Am vergangenen Sonntag hatte man Gianluigi Buffon zum offiziellen Pressetermin ins Casa Azzurri geschleppt, dem Medienzentrum der Italiener in Bad Waltersdorf, was eine verdammt kluge Idee in einer verdammt gefährlichen Gemengelage war. Zum einen taugt der smarte Italiener mit dem pechschwarzen Haar, dem gepflegten Dreitagebart und dem hochgeschlagenen weißen Hemdkragen wie kaum ein anderer zum ansprechenden Fußballmodel, an dem sich Fans und Fotografen gleichermaßen erfreuen.
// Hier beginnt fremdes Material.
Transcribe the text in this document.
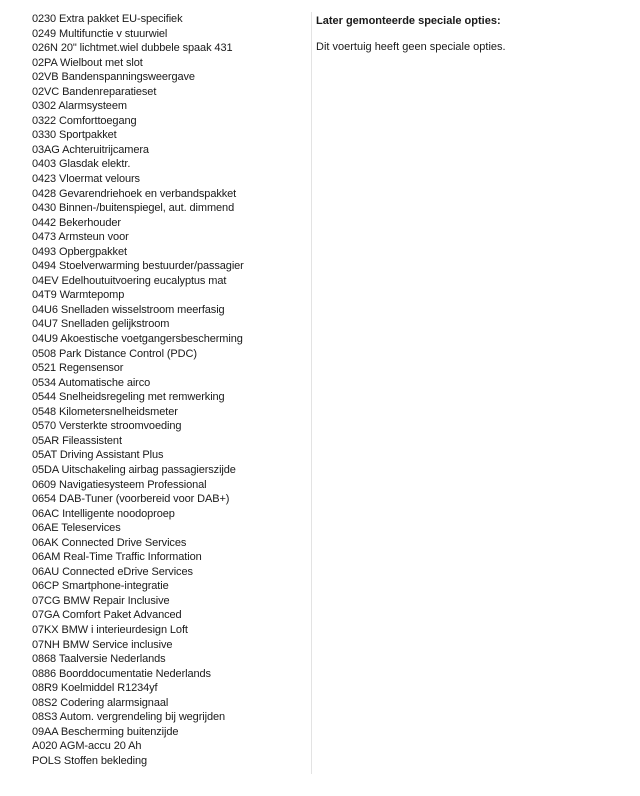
0230 Extra pakket EU-specifiek
0249 Multifunctie v stuurwiel
026N 20" lichtmet.wiel dubbele spaak 431
02PA Wielbout met slot
02VB Bandenspanningsweergave
02VC Bandenreparatieset
0302 Alarmsysteem
0322 Comforttoegang
0330 Sportpakket
03AG Achteruitrijcamera
0403 Glasdak elektr.
0423 Vloermat velours
0428 Gevarendriehoek en verbandspakket
0430 Binnen-/buitenspiegel, aut. dimmend
0442 Bekerhouder
0473 Armsteun voor
0493 Opbergpakket
0494 Stoelverwarming bestuurder/passagier
04EV Edelhoutuitvoering eucalyptus mat
04T9 Warmtepomp
04U6 Snelladen wisselstroom meerfasig
04U7 Snelladen gelijkstroom
04U9 Akoestische voetgangersbescherming
0508 Park Distance Control (PDC)
0521 Regensensor
0534 Automatische airco
0544 Snelheidsregeling met remwerking
0548 Kilometersnelheidsmeter
0570 Versterkte stroomvoeding
05AR Fileassistent
05AT Driving Assistant Plus
05DA Uitschakeling airbag passagierszijde
0609 Navigatiesysteem Professional
0654 DAB-Tuner (voorbereid voor DAB+)
06AC Intelligente noodoproep
06AE Teleservices
06AK Connected Drive Services
06AM Real-Time Traffic Information
06AU Connected eDrive Services
06CP Smartphone-integratie
07CG BMW Repair Inclusive
07GA Comfort Paket Advanced
07KX BMW i interieurdesign Loft
07NH BMW Service inclusive
0868 Taalversie Nederlands
0886 Boorddocumentatie Nederlands
08R9 Koelmiddel R1234yf
08S2 Codering alarmsignaal
08S3 Autom. vergrendeling bij wegrijden
09AA Bescherming buitenzijde
A020 AGM-accu 20 Ah
POLS Stoffen bekleding

Later gemonteerde speciale opties:

Dit voertuig heeft geen speciale opties.
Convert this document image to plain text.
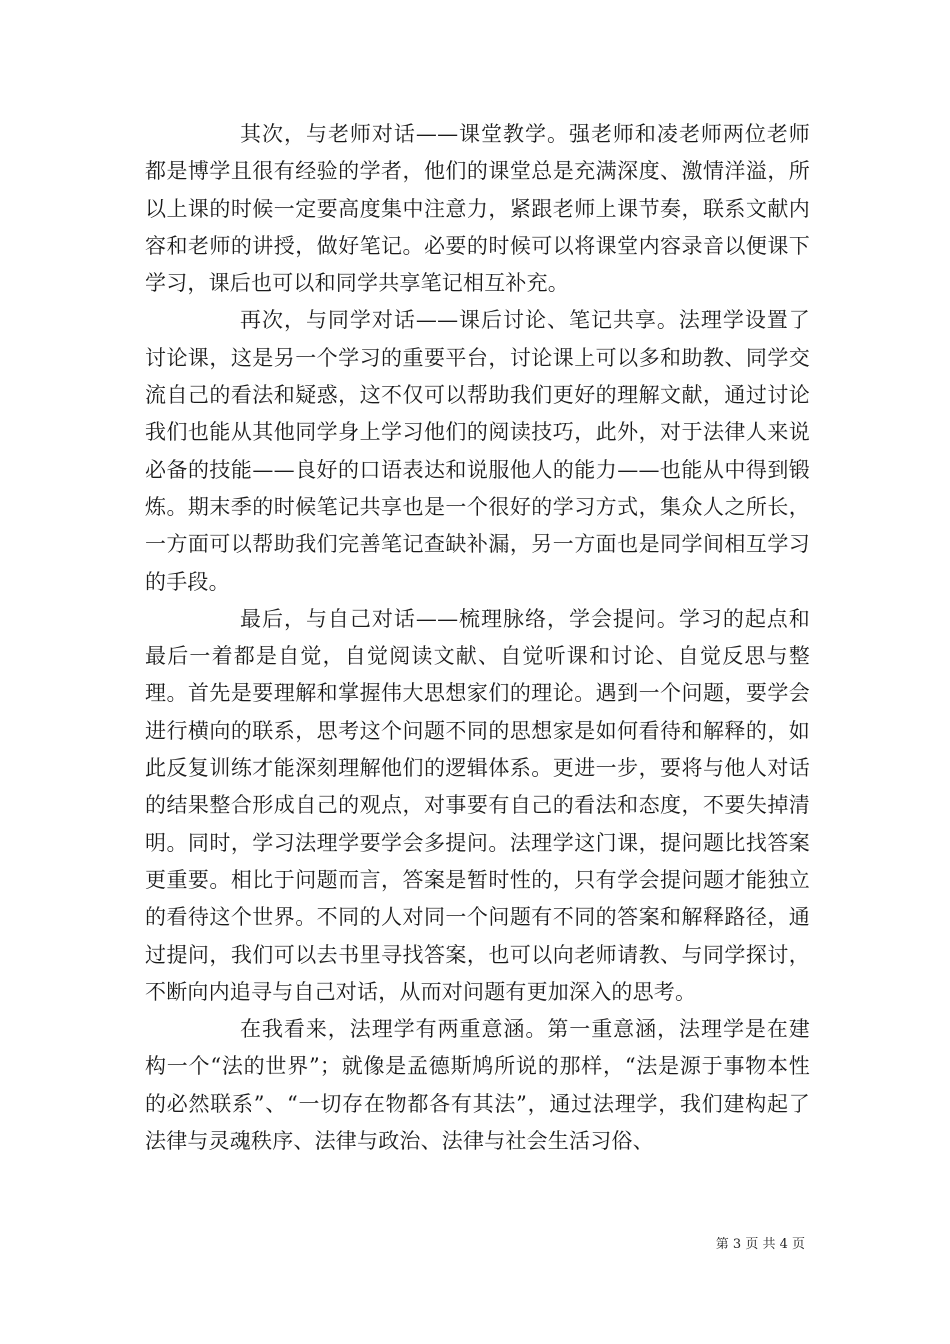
其次，与老师对话——课堂教学。强老师和凌老师两位老师都是博学且很有经验的学者，他们的课堂总是充满深度、激情洋溢，所以上课的时候一定要高度集中注意力，紧跟老师上课节奏，联系文献内容和老师的讲授，做好笔记。必要的时候可以将课堂内容录音以便课下学习，课后也可以和同学共享笔记相互补充。

再次，与同学对话——课后讨论、笔记共享。法理学设置了讨论课，这是另一个学习的重要平台，讨论课上可以多和助教、同学交流自己的看法和疑惑，这不仅可以帮助我们更好的理解文献，通过讨论我们也能从其他同学身上学习他们的阅读技巧，此外，对于法律人来说必备的技能——良好的口语表达和说服他人的能力——也能从中得到锻炼。期末季的时候笔记共享也是一个很好的学习方式，集众人之所长，一方面可以帮助我们完善笔记查缺补漏，另一方面也是同学间相互学习的手段。

最后，与自己对话——梳理脉络，学会提问。学习的起点和最后一着都是自觉，自觉阅读文献、自觉听课和讨论、自觉反思与整理。首先是要理解和掌握伟大思想家们的理论。遇到一个问题，要学会进行横向的联系，思考这个问题不同的思想家是如何看待和解释的，如此反复训练才能深刻理解他们的逻辑体系。更进一步，要将与他人对话的结果整合形成自己的观点，对事要有自己的看法和态度，不要失掉清明。同时，学习法理学要学会多提问。法理学这门课，提问题比找答案更重要。相比于问题而言，答案是暂时性的，只有学会提问题才能独立的看待这个世界。不同的人对同一个问题有不同的答案和解释路径，通过提问，我们可以去书里寻找答案，也可以向老师请教、与同学探讨，不断向内追寻与自己对话，从而对问题有更加深入的思考。

在我看来，法理学有两重意涵。第一重意涵，法理学是在建构一个“法的世界”；就像是孟德斯鸠所说的那样，“法是源于事物本性的必然联系”、“一切存在物都各有其法”，通过法理学，我们建构起了法律与灵魂秩序、法律与政治、法律与社会生活习俗、

第 3 页 共 4 页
Zum anderen dient derzeit allein der 30-jährige Welttorhüter den Medien dazu, vor dem "Endspiel" auf gute Stimmung und traute Zuversicht zu machen. Jedem anderen, erst recht nicht dem eigentlich schon entlassenen Trainer Donadoni, würde man die vielen Worthülsen gar nicht glauben. Aber wenn Buffon sagt: "Uns macht das noch stärker, wenn wir nach dieser bislang nicht so glücklichen Gruppenrunde weiterkommen", war das eine Botschaft und eine Nachricht.

Er hat sich nach dem Ausfall von Fabio Cannavora die grellgelbe Kapitänsbinde an den rechten Oberarm binden dürfen, er war der Ausnahmetorhüter, der mit einer außergewöhnlichen Elfmeterparade gegen Adrian Mutu, bei der rechte Hand und rechter Fuß im seltenen Gleichklang funktionierten, überhaupt das 1:1 gegen Rumänien sicherte. Für das rosafarbene Sportblatt "Gazzetta dello Sport" ist er jetzt "San Buffon", der Heilige Buffon. Und auch die anderen Gazetten singen das Hohelied auf "Supergigi". "Dank Buffon haben wir noch Zeit, bevor wir die Koffer packen müssen", urteilte "La Stampa".

"Wir müssen das Spiel unseres Lebens machen. Noch so einen K.o. wie vor vier Jahren in Portugal würde ich nur schwer verkraften", sagte der Tormann. So etwas hört die italienische Presse gerne – die derzeit allein die Nummer eins von den vernichtenden Kritiken ausspart. Ansonsten vergeuden die Berichterstatter erstaunlich viel Kraft damit, sich auf absurde Verschwörungstheorien einzuschießen, was Buffon gar nicht guthieß: "Wir müssen die Schiedsrichter und all diese Überlegungen vergessen. Es zählen nur das Spiel gegen Frankreich und das Ergebnis."

Donadonis Ablösung scheint beschlossene Sache

Frage nur, ob das Donadoni wirklich hilft. Seine Ablösung scheint hinter den Kulissen längst beschlossene Sache. Wahrscheinlich ist, dass dann WM-Architekt Marcello Lippi zurückkehrt. "Ob ich zurück zur Nationalmannschaft komme? Sag niemals nie", erklärte Lippi jüngst. Um den 44-jährigen Donadoni, der außer seinem Intermezzo in Livorno noch keinen Erstligisten trainiert und keinen Titel gewonnen hat, spielen sich dieser Tage absurde Szenen ab. Die offiziellen Pressekonferenzen entarten nicht selten zu minutenlangen Monologen vermeintlicher Experten, die dem Coach all seine Fehler in Sachen Taktik, Ein- und Aufstellung oder Personalauswahl ankreiden. Und der grau melierte Mann sitzt da und tut nichts. Immerhin hat er am Montagabend trotzig versprochen: "Wir geben alles, was in uns steckt. Wir haben unsere Koffer noch nicht gepackt."

Doch es sind schlicht zu viele Dinge, die in seinem Ensemble nicht passen wollen. Ohne Abwehrstar Alessandro Nesta, ohne den verletzten Cannavaro fehlt ein Stabilisator im defensiven Zentrum. Im zentralen Mittelfeld sind weder Andrea Pirlo oder Gennaro Gattuso die prägenden Figuren wie in seligen WM-Zeiten, sondern brave und ausrechenbare Mitläufer, denen die letzte Konsequenz fehlt. Und mittig im Sturm hat ein Luca Toni auch schon mal treffsicherere Zeiten erlebt; das ist gar nicht so lange her.

Also, was tun? "Wir sind die Weltmeister", sagt Daniele de Rossi trotzig. Das ist auffällig oft in der heilen Welt nahe Wien von den Italienern zu hören – beim Training im Stadion der Südstadt wird gelacht und geflachst, und Donadoni ist oft mittendrin. Es soll nicht grundsätzlich ein schlechtes Zeichen sein, wenn gute Laune herrscht, doch die Mixtur aus Sex, Spaß und die Erinnerung an die Meriten der Vergangenheit scheint nicht das richtige Rezept, um bei dieser EM noch auf den richtigen Weg zu finden. Frech grinsende und singende österreichische Kinder haben am Sonntag in Bad Oberwaltersdorf schon geprobt, wie das Motto nach dem heutigen Spiel lauten könnte: "Arrivederci, Azzurri!" Buffon hat sie einfach angelächelt und ihnen trotzdem ein Autogramm gegeben.